Two-thirds of UK businesses are in family ownership, employing over 12 million people and, generating a quarter of our GDP, they are of immense value to the country. But agreeing the value of each individual business is a complex matter which depends on many factors.
Helen Morgan, family law expert with Mooney Everett Solicitors in Ormskirk, Lancashire and Liverpool, explains that “agreeing a fair valuation for a business is necessary when a business owner gets divorced as part of the process to agree a financial settlement.”
Usually, it will be necessary to obtain an expert valuation of the business to see how much it is worth and, importantly, how much income it will produce. Usually, only one expert will be allowed, so it will be up to you and your former partner to agree on who to use, often an accountant.
The key issues that will need to be considered include:
- can money or assets be released from the business?
- is a sale of the business realistic or easy to achieve?
- are there rules setting out what happens to any shares?
- are there any tax consequences in releasing funds or selling the business?
A common problem with family businesses is that there can sometimes be a blurring in the distinction between certain business and personal assets, such as an overseas property or company vehicles.
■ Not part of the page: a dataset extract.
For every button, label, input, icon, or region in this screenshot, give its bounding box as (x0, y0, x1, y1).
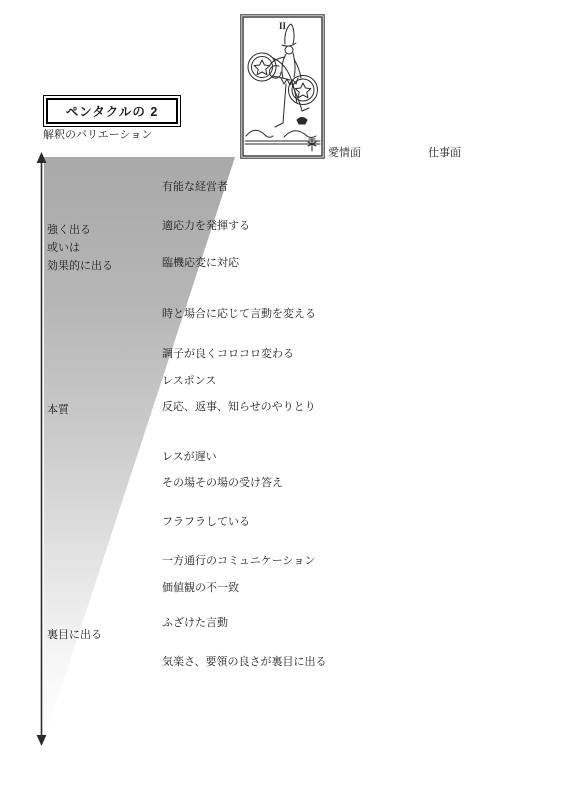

If you are thinking of getting divorced, don’t be tempted to try to artificially reduce the value of your business. More than a few entrepreneurs have found themselves in trouble before the courts after trying to hide assets overseas or dispose of assets before launching divorce proceedings.
The contents of this article are for the purposes of general awareness only. They do not purport to constitute legal or professional advice. The law may have changed since this article was published. Readers should not act on the basis of the information included and should take appropriate professional advice upon their own particular circumstances.